Eugene, now left alone to his plan of continuing the journey West, was advised by the coast guard to stay inland and row the canals. He responded, however: "I don't want to soak my oars in fresh water anymore. I am an ocean rower now." Kenneth Crutchlow, head of Ocean Rowing Society, who together with Vanya Rezvoy researched the life of Eugene, commented: "His diary supports the impression of a man lacking the gene for fear." Crutchlow also mentioned that due to financial difficulties Eugene had to ration his food on daily basis. In one of the last journal entries quoted in Crutchlow's book The Ocean Rowers, Eugene wrote: "my spirits are usually high. But once it gets dark, my spirits go down with the temperature. But it will be fine. The biggest ventures in life are hard, but you must do them all the way to the end." Crutchlow concluded that: "Eugene had a bulldog grip on his expeditions".

He rowed into a storm at the Bay of Biscay and at the age of 56, and for the first time in his life, lost a battle with a storm, which he sometimes reported in his journals to have been the only guests celebrating his birthdays with him, during his 20-year pattern of embarking on a rowing expedition every summer.

== Legacy ==
The boat of Eugene is exposed in the garden of the Maritime Museum of La Tremblade, in Charente-Maritime, France.

A Library in Lipetsk, Russia is dedicated to and named after Eugene Smurgis, containing a small museum displaying his photographs and expedition maps.

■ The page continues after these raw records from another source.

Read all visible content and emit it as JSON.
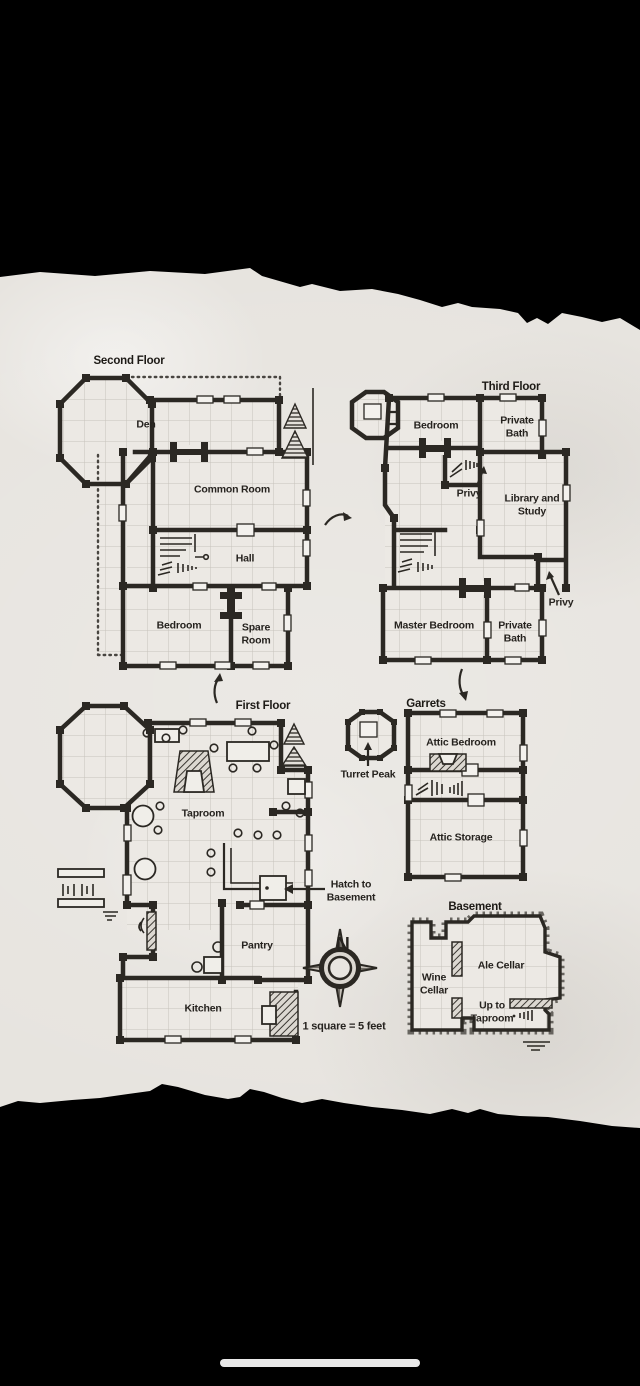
{
  "map": {
    "second_floor": {
      "title": "Second Floor",
      "rooms": {
        "den": "Den",
        "common_room": "Common Room",
        "hall": "Hall",
        "bedroom": "Bedroom",
        "spare_room": "Spare Room"
      }
    },
    "third_floor": {
      "title": "Third Floor",
      "rooms": {
        "bedroom": "Bedroom",
        "private_bath_top": "Private Bath",
        "privy_inner": "Privy",
        "library_study": "Library and Study",
        "privy_outer": "Privy",
        "master_bedroom": "Master Bedroom",
        "private_bath_bottom": "Private Bath"
      }
    },
    "first_floor": {
      "title": "First Floor",
      "rooms": {
        "taproom": "Taproom",
        "pantry": "Pantry",
        "kitchen": "Kitchen"
      },
      "hatch_note": "Hatch to Basement"
    },
    "turret_peak": {
      "label": "Turret Peak"
    },
    "garrets": {
      "title": "Garrets",
      "rooms": {
        "attic_bedroom": "Attic Bedroom",
        "attic_storage": "Attic Storage"
      }
    },
    "basement": {
      "title": "Basement",
      "rooms": {
        "wine_cellar": "Wine Cellar",
        "ale_cellar": "Ale Cellar",
        "up_to_taproom": "Up to Taproom"
      }
    },
    "compass": {
      "north_label": "N"
    },
    "scale_note": "1 square = 5 feet",
    "colors": {
      "background": "#000000",
      "paper": "#e7e4df",
      "ink": "#2b2823",
      "grid_line": "#c6c2bb"
    }
  }
}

A Memorial stone erected in honor of Eugene Smurgis is located in Kilkee, Ireland

In 2010, a French writer Annie Héral-Vieau wrote a book about Eugene, titled, "Eugene Smurgis, the ocean rower"

20 years later, ocean rowing expedition "Old Pulteney Row to the Pole" attempted a coastal Arctic Ocean row. The team of 6 rowed 202 nautical miles (a distance 26 times shorter than Eugene Smurgis Arctic rows) in 40 days (speed several times slower than Eugene Smurgis solo rows).